Cisco has unveiled plans to scrap the Spark brand globally, axing the collaboration platform name just over six months after settling a trademark dispute in New Zealand.
The tech giant will instead merge the Spark and Webex offerings into a single suite under the name of Webex, rebranding a solution that has been the root cause of local channel change.
As revealed by Reseller News, Telegistics Repair, a Spark owned business, was appointed as a distributor for Cisco in New Zealand in September 2017.
According to sources close to Reseller News, the vendor changed its channel strategy after a trademark issue erupted over the tech giant’s collaboration tool - Cisco Spark – which clashed with Spark’s own brand.
At the time of publication, Reseller News understood that this move was designed to achieve two key functions - firstly, to provide trademark clarity around the Cisco Spark product in New Zealand and, secondly, to allow partners to sell the solution without having to use the name of industry competitor in Spark.
Fast forward six months and this situation appears to have changed.
“The convergence of the Webex and Spark platforms is far more than just a rebrand,” wrote Jonathan Rosenberg, CTO of collaboration, Cisco. “Significant technical work has gone into combining these platforms.”
As reported earlier this week by sister publication, NetworkWorld, Webex Teams combines collaboration features in Cisco Spark and WebEx such as white-boarding, persistent messaging, roster, meeting controls and content sharing.
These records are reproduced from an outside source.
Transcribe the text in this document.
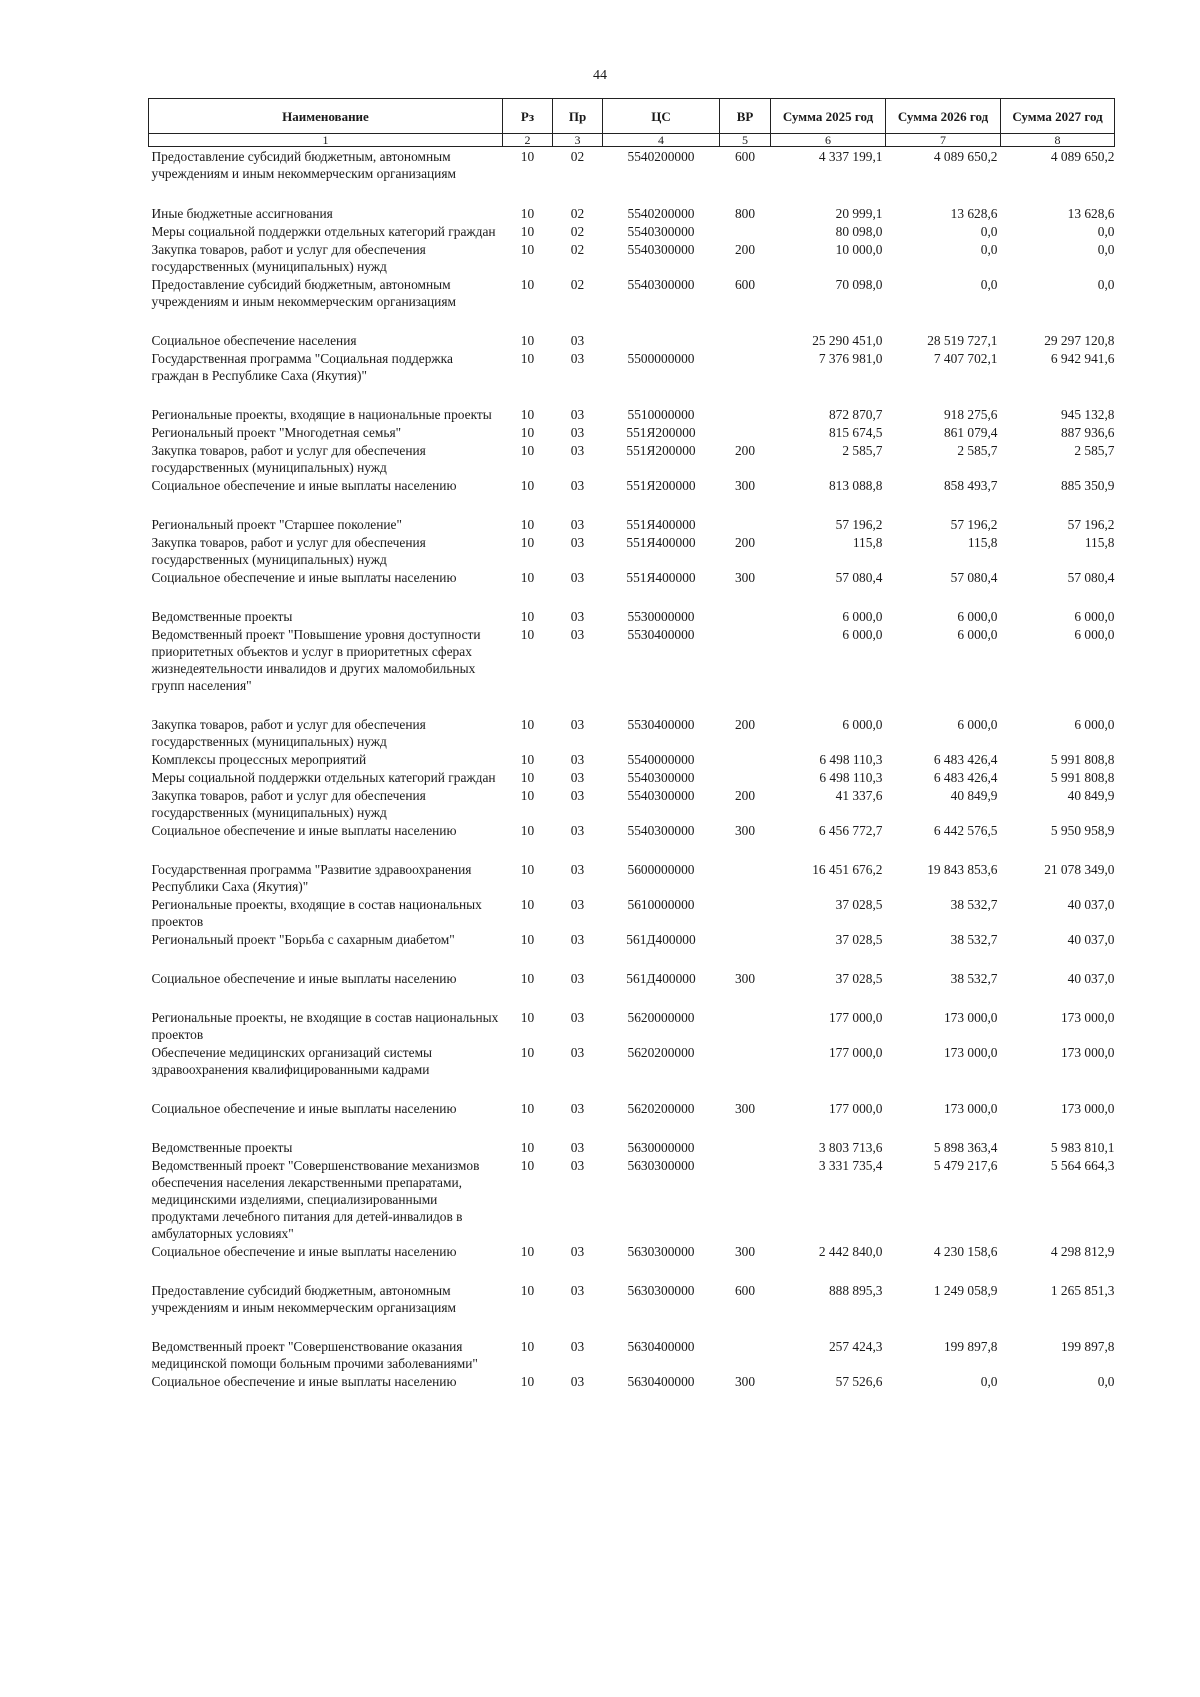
44
Наименование	Рз	Пр	ЦС	ВР	Сумма 2025 год	Сумма 2026 год	Сумма 2027 год
1	2	3	4	5	6	7	8
Предоставление субсидий бюджетным, автономным учреждениям и иным некоммерческим организациям	10	02	5540200000	600	4 337 199,1	4 089 650,2	4 089 650,2

Иные бюджетные ассигнования	10	02	5540200000	800	20 999,1	13 628,6	13 628,6
Меры социальной поддержки отдельных категорий граждан	10	02	5540300000		80 098,0	0,0	0,0
Закупка товаров, работ и услуг для обеспечения государственных (муниципальных) нужд	10	02	5540300000	200	10 000,0	0,0	0,0
Предоставление субсидий бюджетным, автономным учреждениям и иным некоммерческим организациям	10	02	5540300000	600	70 098,0	0,0	0,0

Социальное обеспечение населения	10	03			25 290 451,0	28 519 727,1	29 297 120,8
Государственная программа "Социальная поддержка граждан в Республике Саха (Якутия)"	10	03	5500000000		7 376 981,0	7 407 702,1	6 942 941,6

Региональные проекты, входящие в национальные проекты	10	03	5510000000		872 870,7	918 275,6	945 132,8
Региональный проект "Многодетная семья"	10	03	551Я200000		815 674,5	861 079,4	887 936,6
Закупка товаров, работ и услуг для обеспечения государственных (муниципальных) нужд	10	03	551Я200000	200	2 585,7	2 585,7	2 585,7
Социальное обеспечение и иные выплаты населению	10	03	551Я200000	300	813 088,8	858 493,7	885 350,9

Региональный проект "Старшее поколение"	10	03	551Я400000		57 196,2	57 196,2	57 196,2
Закупка товаров, работ и услуг для обеспечения государственных (муниципальных) нужд	10	03	551Я400000	200	115,8	115,8	115,8
Социальное обеспечение и иные выплаты населению	10	03	551Я400000	300	57 080,4	57 080,4	57 080,4

Ведомственные проекты	10	03	5530000000		6 000,0	6 000,0	6 000,0
Ведомственный проект "Повышение уровня доступности приоритетных объектов и услуг в приоритетных сферах жизнедеятельности инвалидов и других маломобильных групп населения"	10	03	5530400000		6 000,0	6 000,0	6 000,0

Закупка товаров, работ и услуг для обеспечения государственных (муниципальных) нужд	10	03	5530400000	200	6 000,0	6 000,0	6 000,0
Комплексы процессных мероприятий	10	03	5540000000		6 498 110,3	6 483 426,4	5 991 808,8
Меры социальной поддержки отдельных категорий граждан	10	03	5540300000		6 498 110,3	6 483 426,4	5 991 808,8
Закупка товаров, работ и услуг для обеспечения государственных (муниципальных) нужд	10	03	5540300000	200	41 337,6	40 849,9	40 849,9
Социальное обеспечение и иные выплаты населению	10	03	5540300000	300	6 456 772,7	6 442 576,5	5 950 958,9

Государственная программа "Развитие здравоохранения Республики Саха (Якутия)"	10	03	5600000000		16 451 676,2	19 843 853,6	21 078 349,0
Региональные проекты, входящие в состав национальных проектов	10	03	5610000000		37 028,5	38 532,7	40 037,0
Региональный проект "Борьба с сахарным диабетом"	10	03	561Д400000		37 028,5	38 532,7	40 037,0

Социальное обеспечение и иные выплаты населению	10	03	561Д400000	300	37 028,5	38 532,7	40 037,0

Региональные проекты, не входящие в состав национальных проектов	10	03	5620000000		177 000,0	173 000,0	173 000,0
Обеспечение медицинских организаций системы здравоохранения квалифицированными кадрами	10	03	5620200000		177 000,0	173 000,0	173 000,0

Социальное обеспечение и иные выплаты населению	10	03	5620200000	300	177 000,0	173 000,0	173 000,0

Ведомственные проекты	10	03	5630000000		3 803 713,6	5 898 363,4	5 983 810,1
Ведомственный проект "Совершенствование механизмов обеспечения населения лекарственными препаратами, медицинскими изделиями, специализированными продуктами лечебного питания для детей-инвалидов в амбулаторных условиях"	10	03	5630300000		3 331 735,4	5 479 217,6	5 564 664,3
Социальное обеспечение и иные выплаты населению	10	03	5630300000	300	2 442 840,0	4 230 158,6	4 298 812,9

Предоставление субсидий бюджетным, автономным учреждениям и иным некоммерческим организациям	10	03	5630300000	600	888 895,3	1 249 058,9	1 265 851,3

Ведомственный проект "Совершенствование оказания медицинской помощи больным прочими заболеваниями"	10	03	5630400000		257 424,3	199 897,8	199 897,8
Социальное обеспечение и иные выплаты населению	10	03	5630400000	300	57 526,6	0,0	0,0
Under the heading of ‘Spark Meetings are dead. Long live Webex meetings’, Rosenberg said the combined offering now includes new applications across Webex Meetings and Webex Teams - formerly known as Cisco Spark - as well as a new Webex Assistant and Webex Share hardware device.
“Prior to this convergence, we had Cisco Spark with its own type of meeting – the Spark meeting, but we still had Webex with its own Webex meetings,” Rosenberg explained.
“Users could join Cisco Spark meetings only from the Cisco Spark app, and Webex meetings from the Webex app. Users could join Webex meetings from Cisco Spark if they were clever, but they did not get any of the critical meetings features.
“With this convergence – it’s all simplified. Everything is a Webex meeting, with a common set of features – roster, meeting controls, connectivity, and so on.”
The news has been welcomed by channel partners in New Zealand, partners competing directly with Spark, and therefore uneasy about buying or selling a product from a competitor under the same name.
“We presume this is good news for us,” one partner told Reseller News, on the condition of anonymity. “We don’t like having to buy our products from Spark New Zealand in the first place, or the fact that the product is called Spark.”
At this stage however, it remains to be seen how the rebrand will impact the current agreement in place with Spark New Zealand and Telegistics.
“As you can see, the convergence of Cisco Spark and Webex is not just skin deep – it goes to the platform level and brings an amazing set of benefits to our customers,” Rosenberg added.